If you want to read more about my development progress during November you can check out Novelopments three Dev Logs. One thing missing is that I had to add a “emergency security fix” a couple days after the end of the event, to correctly escape commit messages - novelopment uses Jinja2, and that does not autoescape input by default, which screwed up the layout of the epub exports. 😬
Apart from the artistic aspect of the event, I was also motivated to use it as an excuse to learn more about Natural Language Generation (NLG). While many may immediately think about the prompt based neural network language models like GPT-3 or ChatGPT, rule-based NLG is much older and has been fascinated researchers since ELIZA appeared in the 1960s. I have been into this kind of stuff since I wrote my own little chatbot B.I.L.L. in PHP when I was 16 years old. Learning from its chat partners, it quickly became pretty… NSFW. I should have probably told Microsoft and Facebook about this issue…

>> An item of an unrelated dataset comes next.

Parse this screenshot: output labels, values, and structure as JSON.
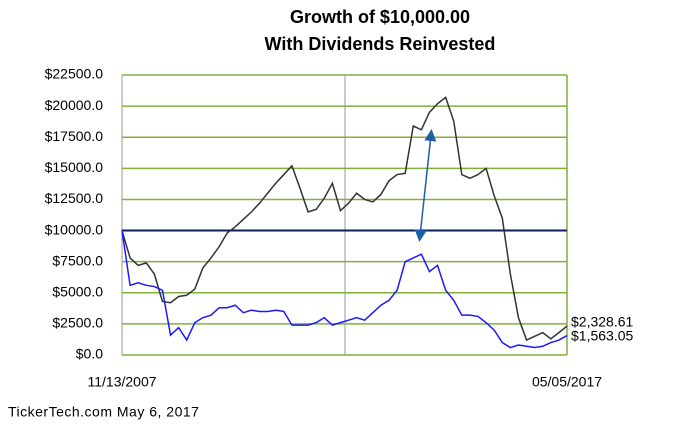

Anyway, todays most popular library for the so called (surface) realization is SimpleNLG (created in 2009), which has been ported from Java to many other languages, among them Python, and which I also used for Novelopment. Novelopment tries to follow the 6 stages of NLG (adding a 0th stage of “Data mining” at the beginning), which I also cover in Dev Log entry 2. To learn more about the current state of the art of NLG I recommend to check out the very interesting blog of the original author of SimpleNLG Edud Reiter.
Next year I’d definitely like to join again. Maybe I’ll sprinkle some machine learning over my project - something like the smallest possible neural network that still can produce something novel-ish? Maybe something entirely different.
Regarding this blog I’d like to post more, smaller blog post this year.
This blog post is mainly motivated by the fact that I boldly signed up to “Bring Back Blogging”.
Pledging to write 3 articles in January seemed easy enough in December, despite my terrible track record.
But that was promptly followed by a broken elbow at the start of January, which was quite a blow to my blogging ambitions (and maybe also an attempted divine intervention? That didn’t work!). But here we are, on January 31st, with a nearly healed elbow and at least one post. More to follow!